Durant plusieurs jours à la fin du mois de juin et au début du mois de juillet, il y avait eu blocus forestier, des Attikameks empêchant la libre circulation des camions transportant du bois sur le territoire. Le 10 juillet, le blocus avait été suspendu pour permettre aux négociations d'avoir cours dans un climat plus serein.

En entrevue vendredi, le chef de la bande d'Opitciwan, Christian Awashish, a souligné que l'entente de principe portait bien sur le contenu, pas seulement sur le cadre de négociation.
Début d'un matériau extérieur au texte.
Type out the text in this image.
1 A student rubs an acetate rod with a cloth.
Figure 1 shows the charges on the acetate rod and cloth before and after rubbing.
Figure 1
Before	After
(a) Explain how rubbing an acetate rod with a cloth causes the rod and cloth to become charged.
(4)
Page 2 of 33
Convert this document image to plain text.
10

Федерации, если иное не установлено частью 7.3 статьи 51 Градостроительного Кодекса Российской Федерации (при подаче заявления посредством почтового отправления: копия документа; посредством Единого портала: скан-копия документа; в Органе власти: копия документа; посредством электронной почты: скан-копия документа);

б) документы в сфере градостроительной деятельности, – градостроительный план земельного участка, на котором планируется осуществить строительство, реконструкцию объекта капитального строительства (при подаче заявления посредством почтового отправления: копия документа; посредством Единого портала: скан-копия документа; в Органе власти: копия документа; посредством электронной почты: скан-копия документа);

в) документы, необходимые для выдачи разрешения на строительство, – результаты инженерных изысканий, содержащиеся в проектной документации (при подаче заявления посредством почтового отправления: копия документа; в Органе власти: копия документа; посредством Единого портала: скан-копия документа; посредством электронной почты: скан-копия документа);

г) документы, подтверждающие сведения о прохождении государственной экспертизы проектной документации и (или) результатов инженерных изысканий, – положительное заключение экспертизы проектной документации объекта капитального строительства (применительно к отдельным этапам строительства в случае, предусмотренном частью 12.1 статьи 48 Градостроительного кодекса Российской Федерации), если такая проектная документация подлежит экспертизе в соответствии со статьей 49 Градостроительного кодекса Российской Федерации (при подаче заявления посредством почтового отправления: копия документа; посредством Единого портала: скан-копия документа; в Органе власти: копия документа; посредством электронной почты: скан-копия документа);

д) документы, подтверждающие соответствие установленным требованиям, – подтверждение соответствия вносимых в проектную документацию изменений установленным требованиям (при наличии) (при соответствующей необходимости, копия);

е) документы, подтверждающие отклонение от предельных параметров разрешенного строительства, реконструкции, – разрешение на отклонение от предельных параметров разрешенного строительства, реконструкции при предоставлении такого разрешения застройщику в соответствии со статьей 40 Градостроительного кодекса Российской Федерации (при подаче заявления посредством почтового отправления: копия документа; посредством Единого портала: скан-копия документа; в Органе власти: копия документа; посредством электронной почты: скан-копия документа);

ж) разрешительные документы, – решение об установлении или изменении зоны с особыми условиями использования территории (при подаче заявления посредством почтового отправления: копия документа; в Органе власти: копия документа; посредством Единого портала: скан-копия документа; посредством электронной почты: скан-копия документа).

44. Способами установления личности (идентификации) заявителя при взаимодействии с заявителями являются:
L'entente porte sur la cogestion du territoire, son développement, l'exploitation forestière et la protection du territoire, a-t-il précisé

«On peut considérer ça, cette entente-là, comme une entente politique. Il n'y a pas de concession de droits de la nation attikamek à ce niveau. Bref, c'est vraiment une entente politique, qui est une étape quand même importante dans l'établissement d'une nouvelle relation de nation à nation entre Québec et la nation attikamek», a commenté le chef Awashish.

L'entente de principe parle de «cogestion paritaire», ce qui constitue un progrès, souligne-t-il. «Souvent, dans le passé, on faisait seulement l'objet de consultations; on n'avait pas vraiment un mot à dire sur les différentes interventions qui étaient faites sur le territoire. Maintenant, avec cet acquis, il y a une position paritaire dans la planification et les décisions de développement sur le territoire.»

Il ne crie toutefois pas victoire trop vite, certains éléments cruciaux comme le versement de redevances devant encore faire l'objet de négociations jusqu'en juillet 2013.

«Il y a des éléments qui sont comme une victoire: on parle de cogestion, on parle de protection du territoire. Il y a des éléments sur lesquels on va pouvoir intervenir et pour lesquels on sera considéré dans certaines zones, afin de se protéger de l'exploitation forestière. Sans nécessairement se prononcer satisfaits, il y a des éléments, des enjeux incontournables, notamment en ce qui a trait aux redevances, qui sont reportés à plus tard», a souligné le chef Awashish.

L'entente de principe devra être soumise aux membres des communautés visées avant que les chefs de bande puissent la signer, a-t-il noté.